Photo by Heather Middleton

Photo by Heather Middleton

By Joel Hall


With less than 700 square feet of storage space at its current public works building, much of Lake City's mechanical equipment is left outdoors to battle the elements. This week, city officials broke ground on a new public works building, which, when completed, will be nearly 10 times the size of its current facility.

On Tuesday, the Lake City City Council broke ground on a new, 6,250-square-foot public works building. The pre-engineered steel structure, scheduled to be completed in March, will serve as an addition to the current structure, located at 5535 North Parkway in Lake City.

Lake City SPLOST (Special Local Option Sales Tax) Project Manager Ron Gossett said the new building will be constructed at a cost of $552,866, using funds from the county's 2008 SPLOST. He said the new facility will have double the ceiling height of the old facility, and will include rooms for electrical and mechanical storage.

"The little one [the old building] sitting on the back part of the property is almost like a residential garage," Gossett said. "That was built sometime in the '80s. It wasn't big enough to pull a tractor in or park a dump truck or street sweeper ... It was only smaller equipment in there.

"What they had was that all of their equipment was stored outdoors," he continued. "It just looked like an industrial area with everything outside. Getting everything inside will make it look less like an eyesore."

Gossett said the new facility will include brick veneer on the three sides facing the street, 16-foot-high ceilings, 14-foot-high bay doors, and enough storage room to accommodate the city's massive Christmas lighting display.

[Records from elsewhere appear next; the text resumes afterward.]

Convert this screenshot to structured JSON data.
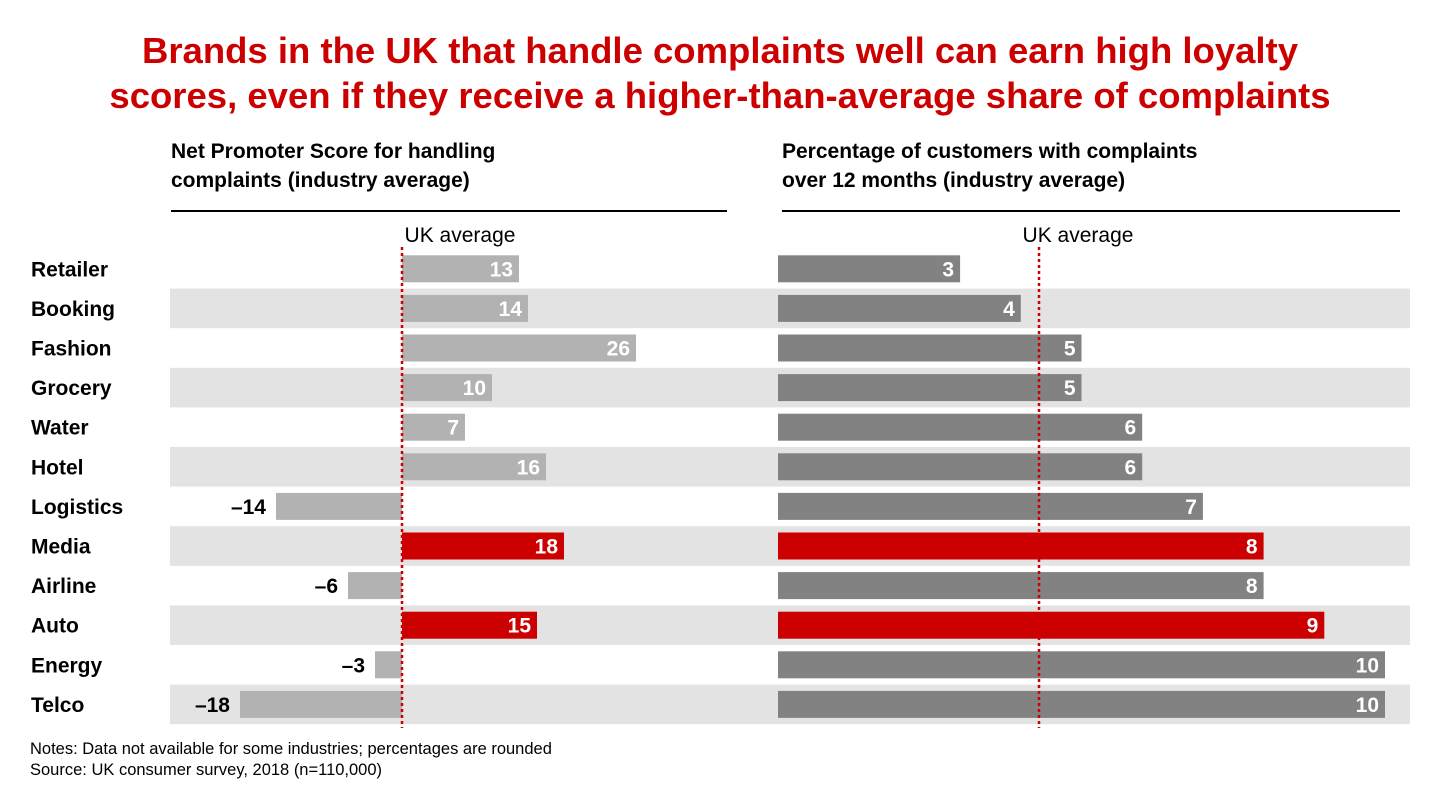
{
  "title": {
    "line1": "Brands in the UK that handle complaints well can earn high loyalty",
    "line2": "scores, even if they receive a higher-than-average share of complaints"
  },
  "notes": {
    "line1": "Notes: Data not available for some industries; percentages are rounded",
    "line2": "Source: UK consumer survey, 2018 (n=110,000)"
  },
  "colors": {
    "title": "#cc0000",
    "highlight": "#cc0000",
    "nps_bar": "#b2b2b2",
    "complaints_bar": "#828282",
    "band": "#e3e3e3",
    "average_line": "#cc0000"
  },
  "chart_data": [
    {
      "type": "bar",
      "orientation": "horizontal",
      "title_lines": [
        "Net Promoter Score for handling",
        "complaints (industry average)"
      ],
      "reference_line": {
        "label": "UK average",
        "value": 0,
        "style": "dotted",
        "color": "#cc0000"
      },
      "categories": [
        "Retailer",
        "Booking",
        "Fashion",
        "Grocery",
        "Water",
        "Hotel",
        "Logistics",
        "Media",
        "Airline",
        "Auto",
        "Energy",
        "Telco"
      ],
      "values": [
        13,
        14,
        26,
        10,
        7,
        16,
        -14,
        18,
        -6,
        15,
        -3,
        -18
      ],
      "value_labels": [
        "13",
        "14",
        "26",
        "10",
        "7",
        "16",
        "–14",
        "18",
        "–6",
        "15",
        "–3",
        "–18"
      ],
      "highlighted": [
        "Media",
        "Auto"
      ],
      "xlim": [
        -26,
        36
      ],
      "grid": false
    },
    {
      "type": "bar",
      "orientation": "horizontal",
      "title_lines": [
        "Percentage of customers with complaints",
        "over 12 months (industry average)"
      ],
      "reference_line": {
        "label": "UK average",
        "value": 4.3,
        "style": "dotted",
        "color": "#cc0000"
      },
      "categories": [
        "Retailer",
        "Booking",
        "Fashion",
        "Grocery",
        "Water",
        "Hotel",
        "Logistics",
        "Media",
        "Airline",
        "Auto",
        "Energy",
        "Telco"
      ],
      "values": [
        3,
        4,
        5,
        5,
        6,
        6,
        7,
        8,
        8,
        9,
        10,
        10
      ],
      "value_labels": [
        "3",
        "4",
        "5",
        "5",
        "6",
        "6",
        "7",
        "8",
        "8",
        "9",
        "10",
        "10"
      ],
      "highlighted": [
        "Media",
        "Auto"
      ],
      "xlim": [
        0,
        10.5
      ],
      "grid": false
    }
  ]
}
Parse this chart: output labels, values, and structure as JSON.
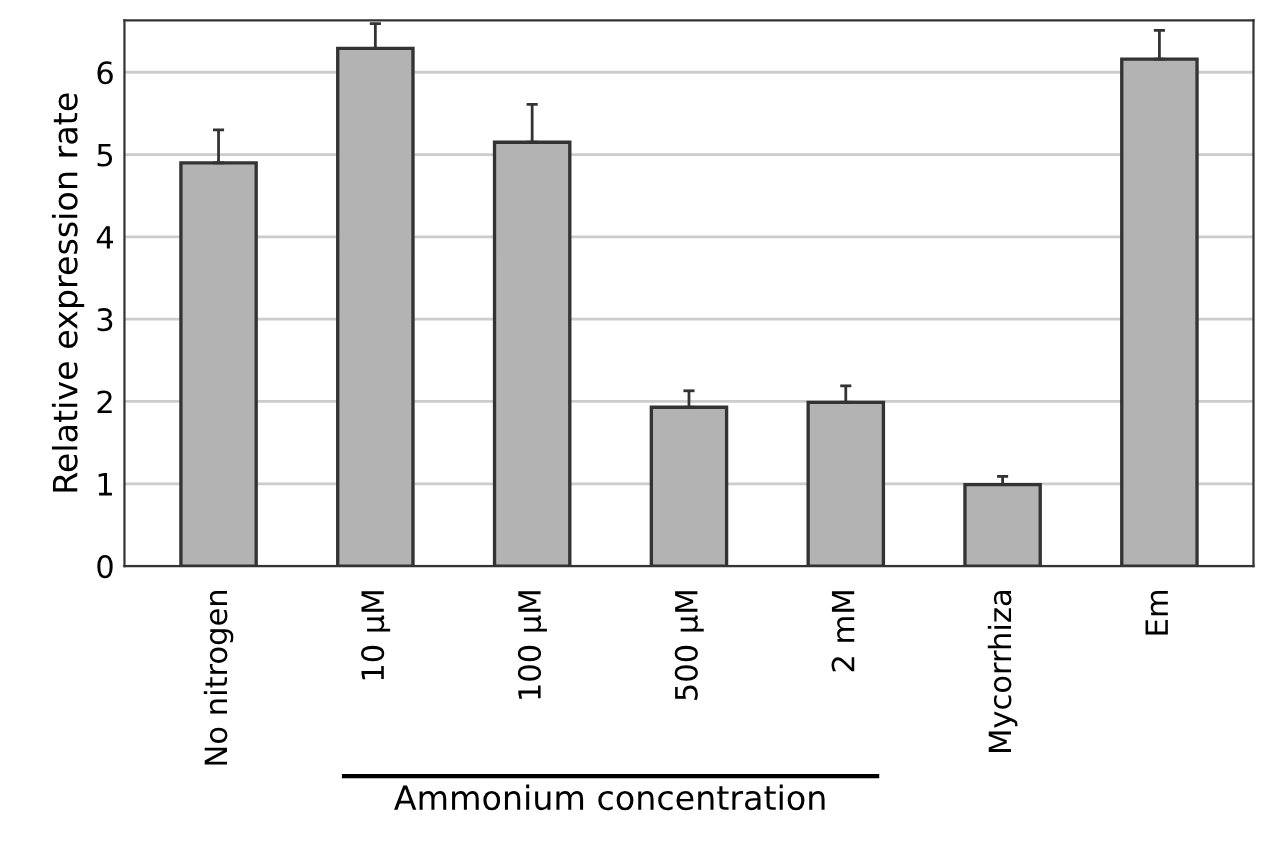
{
  "chart_data": {
    "type": "bar",
    "ylabel": "Relative expression rate",
    "categories": [
      "No nitrogen",
      "10 µM",
      "100 µM",
      "500 µM",
      "2 mM",
      "Mycorrhiza",
      "Em"
    ],
    "values": [
      4.9,
      6.29,
      5.15,
      1.93,
      1.99,
      0.99,
      6.16
    ],
    "errors": [
      [
        4.9,
        5.3
      ],
      [
        6.29,
        6.59
      ],
      [
        5.15,
        5.61
      ],
      [
        1.93,
        2.13
      ],
      [
        1.99,
        2.19
      ],
      [
        0.99,
        1.09
      ],
      [
        6.16,
        6.51
      ]
    ],
    "color": "#b3b3b3",
    "ylim": [
      0,
      6.63
    ],
    "yticks": [
      0,
      1,
      2,
      3,
      4,
      5,
      6
    ],
    "grid": "y",
    "annotations": [
      "Ammonium concentration"
    ]
  }
}
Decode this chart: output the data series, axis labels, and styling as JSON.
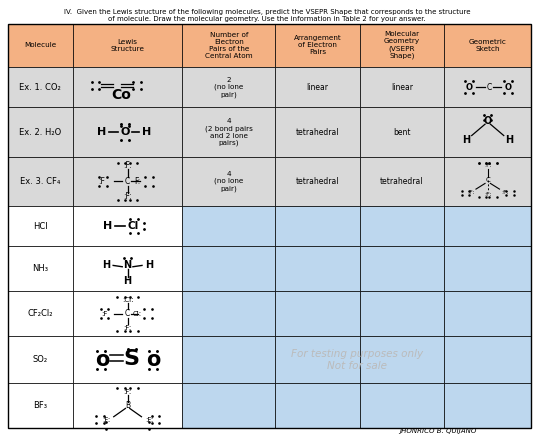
{
  "title_line1": "IV.  Given the Lewis structure of the following molecules, predict the VSEPR Shape that corresponds to the structure",
  "title_line2": "of molecule. Draw the molecular geometry. Use the information in Table 2 for your answer.",
  "header": [
    "Molecule",
    "Lewis\nStructure",
    "Number of\nElectron\nPairs of the\nCentral Atom",
    "Arrangement\nof Electron\nPairs",
    "Molecular\nGeometry\n(VSEPR\nShape)",
    "Geometric\nSketch"
  ],
  "molecules": [
    "Ex. 1. CO₂",
    "Ex. 2. H₂O",
    "Ex. 3. CF₄",
    "HCl",
    "NH₃",
    "CF₂Cl₂",
    "SO₂",
    "BF₃"
  ],
  "numbers": [
    "2\n(no lone\npair)",
    "4\n(2 bond pairs\nand 2 lone\npairs)",
    "4\n(no lone\npair)",
    "",
    "",
    "",
    "",
    ""
  ],
  "arrangements": [
    "linear",
    "tetrahedral",
    "tetrahedral",
    "",
    "",
    "",
    "",
    ""
  ],
  "geometries": [
    "linear",
    "bent",
    "tetrahedral",
    "",
    "",
    "",
    "",
    ""
  ],
  "header_bg": "#f4b183",
  "example_bg": "#d9d9d9",
  "blank_bg": "#bdd7ee",
  "mol_bg": "#ffffff",
  "watermark": "For testing purposes only\nNot for sale",
  "watermark_color": "#aaaaaa",
  "footer": "JHONRICO B. QUIJANO",
  "fig_w": 5.34,
  "fig_h": 4.37,
  "dpi": 100
}
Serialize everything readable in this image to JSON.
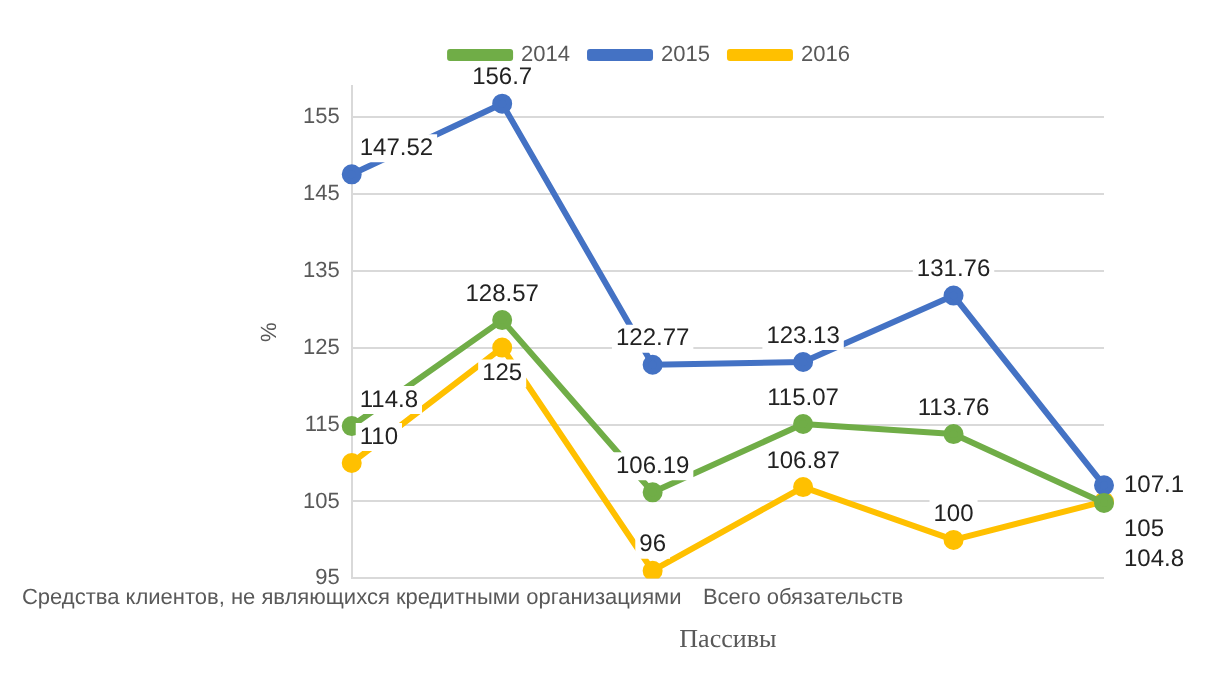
{
  "chart_data": {
    "type": "line",
    "xlabel": "Пассивы",
    "ylabel": "%",
    "categories": [
      "Средства клиентов, не являющихся кредитными организациями",
      null,
      null,
      "Всего обязательств",
      null,
      null
    ],
    "series": [
      {
        "name": "2014",
        "color": "#70ad47",
        "values": [
          114.8,
          128.57,
          106.19,
          115.07,
          113.76,
          104.8
        ]
      },
      {
        "name": "2015",
        "color": "#4472c4",
        "values": [
          147.52,
          156.7,
          122.77,
          123.13,
          131.76,
          107.1
        ]
      },
      {
        "name": "2016",
        "color": "#ffc000",
        "values": [
          110,
          125,
          96,
          106.87,
          100,
          105
        ]
      }
    ],
    "ylim": [
      95,
      159
    ],
    "yticks": [
      95,
      105,
      115,
      125,
      135,
      145,
      155
    ],
    "grid": "y",
    "legend": "top",
    "marker": "circle",
    "line_style": "solid",
    "data_labels": true
  }
}
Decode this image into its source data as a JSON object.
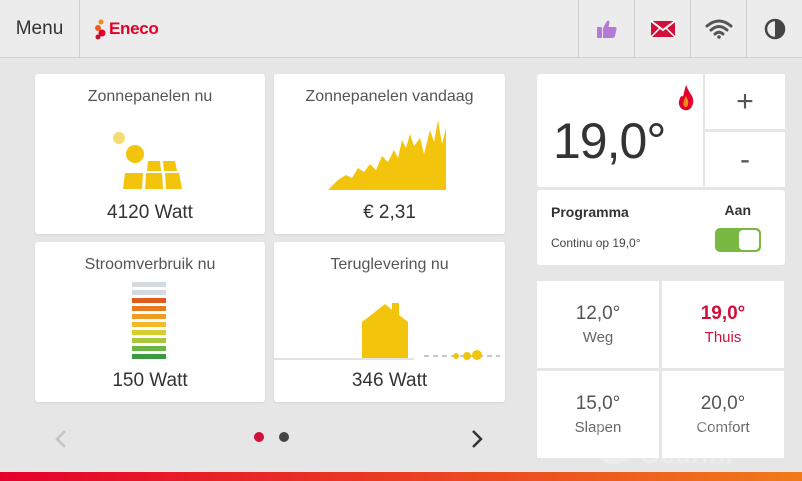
{
  "topbar": {
    "menu_label": "Menu",
    "brand": "Eneco",
    "icons": [
      "thumbs-up-icon",
      "mail-icon",
      "wifi-icon",
      "contrast-icon"
    ]
  },
  "tiles": {
    "solar_now": {
      "title": "Zonnepanelen nu",
      "value": "4120 Watt"
    },
    "solar_today": {
      "title": "Zonnepanelen vandaag",
      "value": "€ 2,31"
    },
    "consumption": {
      "title": "Stroomverbruik nu",
      "value": "150 Watt"
    },
    "feed_in": {
      "title": "Teruglevering nu",
      "value": "346 Watt"
    }
  },
  "thermostat": {
    "current_temp": "19,0°",
    "plus_label": "+",
    "minus_label": "-",
    "program_label": "Programma",
    "program_state": "Aan",
    "program_sub": "Continu op 19,0°",
    "toggle_on": true
  },
  "presets": [
    {
      "value": "12,0°",
      "label": "Weg",
      "active": false
    },
    {
      "value": "19,0°",
      "label": "Thuis",
      "active": true
    },
    {
      "value": "15,0°",
      "label": "Slapen",
      "active": false
    },
    {
      "value": "20,0°",
      "label": "Comfort",
      "active": false
    }
  ],
  "pager": {
    "current_page": 1,
    "total_pages": 2
  },
  "watermark": {
    "line1": "Gadget",
    "line2": "Gear.nl"
  },
  "colors": {
    "brand_red": "#e4002b",
    "accent_crimson": "#d0103a",
    "solar_yellow": "#f2c40c",
    "toggle_green": "#78b843",
    "thumb_purple": "#b57ad6"
  }
}
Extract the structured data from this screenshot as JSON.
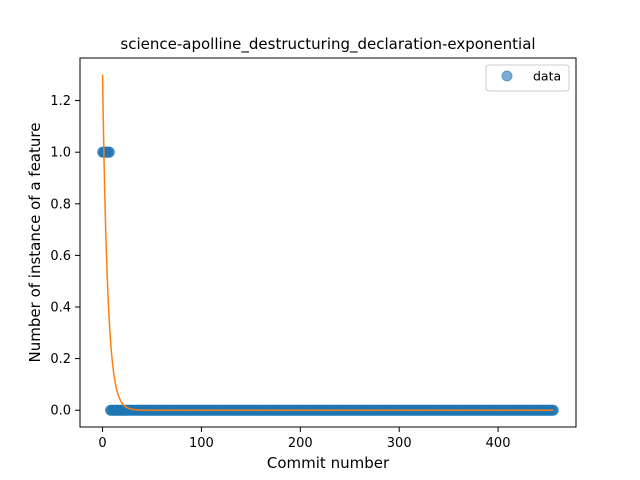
{
  "chart_data": {
    "type": "scatter",
    "title": "science-apolline_destructuring_declaration-exponential",
    "xlabel": "Commit number",
    "ylabel": "Number of instance of a feature",
    "xlim": [
      -22.8,
      478.8
    ],
    "ylim": [
      -0.065,
      1.365
    ],
    "xticks": [
      0,
      100,
      200,
      300,
      400
    ],
    "xtick_labels": [
      "0",
      "100",
      "200",
      "300",
      "400"
    ],
    "yticks": [
      0.0,
      0.2,
      0.4,
      0.6,
      0.8,
      1.0,
      1.2
    ],
    "ytick_labels": [
      "0.0",
      "0.2",
      "0.4",
      "0.6",
      "0.8",
      "1.0",
      "1.2"
    ],
    "grid": false,
    "legend": {
      "position": "top-right",
      "entries": [
        "data"
      ]
    },
    "series": [
      {
        "name": "data",
        "kind": "scatter",
        "color": "#1f77b4",
        "points": [
          [
            0,
            1
          ],
          [
            1,
            1
          ],
          [
            2,
            1
          ],
          [
            3,
            1
          ],
          [
            4,
            1
          ],
          [
            5,
            1
          ],
          [
            6,
            1
          ],
          [
            7,
            1
          ],
          {
            "x_from": 8,
            "x_to": 456,
            "step": 1,
            "y": 0
          }
        ]
      },
      {
        "name": "",
        "kind": "line",
        "color": "#ff7f0e",
        "model": "exponential",
        "a": 1.3,
        "b": 0.195,
        "c": 0.0,
        "x_range": [
          0,
          456
        ]
      }
    ]
  }
}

Lake City Mayor Willie Oswalt said the public works building is one of four SPLOST projects the city expects to complete, or begin construction on, within the next year, at a total cost of $6.3 million. Other city SPLOST projects include construction of the Lake City Nature Preserve, the restoration of Jester's Creek, and a new community center.

Oswalt said the new public works building will help the city become better stewards of its property.

"To get adequate equipment like we need to have, we just need more room," Oswalt said. "This equipment is too expensive to let it just sit outside. Ultimately, the citizens own all this equipment, so we want to give them their money's worth."

According to Gossett, all of the city's SPLOST projects are currently underway, with the exception of the community center. He said the city expects to begin construction of its new community center in early 2011.